Anche la memoria delle vicende umane sembra tramandare una storia che non presenta molti e illuminanti esempi di solidarietà distinti, nella loro sostanza, da esempi di egoismo.
Si raccontano, è vero, episodi di solidarietà, ma a guardar bene, questi sembrano in gran parte, ispirati solo da ciniche necessità «estetiche» (principio esauriente di un’etica ridotta solo alla forma delle cose). Sono le «necessità» di «costruire e ricostruire» posizioni di prestigio o di «difendere», con formali recuperi d’immagine, posizioni di potere (posizioni «offese» da svelamenti di occultate «mistificazioni» o «accusate» di insopportabili «prepotenze») e, ancora, «necessità» di recuperare perdute dignità («oscurate» da vergognose «ignavie» e indifendibili «disattenzioni»). Tutte cose strettamente attinenti l’interesse individuale di alcuni pochi, se non proprio cose «solo» e «semplicemente» impresentabili.

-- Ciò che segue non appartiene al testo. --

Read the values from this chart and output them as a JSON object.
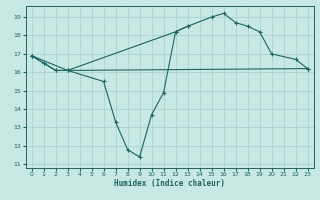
{
  "xlabel": "Humidex (Indice chaleur)",
  "background_color": "#c8e8e4",
  "grid_color": "#aad4d0",
  "line_color": "#1a6660",
  "xlim": [
    -0.5,
    23.5
  ],
  "ylim": [
    10.8,
    19.6
  ],
  "yticks": [
    11,
    12,
    13,
    14,
    15,
    16,
    17,
    18,
    19
  ],
  "xticks": [
    0,
    1,
    2,
    3,
    4,
    5,
    6,
    7,
    8,
    9,
    10,
    11,
    12,
    13,
    14,
    15,
    16,
    17,
    18,
    19,
    20,
    21,
    22,
    23
  ],
  "line1_x": [
    0,
    1,
    2,
    3,
    6,
    7,
    8,
    9,
    10,
    11,
    12,
    13
  ],
  "line1_y": [
    16.9,
    16.5,
    16.1,
    16.1,
    15.5,
    13.3,
    11.8,
    11.4,
    13.7,
    14.9,
    18.2,
    18.5
  ],
  "line2_x": [
    0,
    1,
    2,
    3,
    12,
    13,
    15,
    16,
    17,
    18,
    19,
    20,
    22,
    23
  ],
  "line2_y": [
    16.9,
    16.5,
    16.1,
    16.1,
    18.2,
    18.5,
    19.0,
    19.2,
    18.7,
    18.5,
    18.2,
    17.0,
    16.7,
    16.2
  ],
  "line3_x": [
    0,
    3,
    23
  ],
  "line3_y": [
    16.9,
    16.1,
    16.2
  ]
}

Per disporre di alternative a questo imperante meccanismo di contrapposizioni dobbiamo attribuire un senso agli avvenimenti e assumere le responsabilità dirette delle nostre scelte. Una strada, questa, possibile solo se abbiamo connessioni dirette e libere con le dinamiche e i significati che possiamo rilevare dalla percezione dei fenomeni. Non possiamo, infatti, attribuire senso e valore di merito a risultati che sono frutto di un nostro modo addomesticato e inconsapevole di vivere (come quello indotto dall’economia dei consumi). Non possiamo, neanche, illuderci di trovare riscontri, sul senso e valore delle cose, in modo astratto, solo impegnandoci a garantire la nostra tenuta mentale sui più nobili ideali o sulla bontà presunta e immutabile delle più profonde convinzioni personali.
Per una valutazione della realtà, coerente con la portata e i limiti dei fenomeni umani, è necessario essere, anche, consapevoli che dietro ogni nostro idealismo c’è, poi, la concretezza quotidiana del dover sopravvivere. Il rischio di trovarci dissociati fra il rigore delle idee e il pragmatismo necessario per continuare ad andare avanti è evidente. Anche se è vero che, in questi casi, riusciamo a sopravvivere attuando un’istintiva ricerca di rassicuranti conferme e consolazioni, almeno sulla tenuta statica e inanimata di buoni principi (amore per il prossimo, uguaglianza, solidarietà…), è inevitabile, però, che ogni nostra incoerenza e ogni nostro errore, si trasformino, poi, in paralizzanti ansie e crisi esistenziali.
Non possiamo essere inconsapevoli e inerti di fronte alla nostra incauta tendenza ad affidarci alle forti suggestioni di un bene che verrà, di un salvatore della patria o di un mitico e prossimo Eden tecnologico. In questo modo, infatti, offriremmo, da sprovveduti, solo ingiustificabili occasioni di successo a chi chiede consensi acritici, a chi ci rassicura sul bene di un «darsi da fare» senza senso. Rischieremmo, così, confondendo ideali di riferimento e interpretazioni ideologiche delle attese e dei risultati, di logorare le nostre speranze e ostacolare il già faticoso cammino verso possibili assunzioni di responsabilità sociali, come sono quelle della solidarietà con i nostri simili.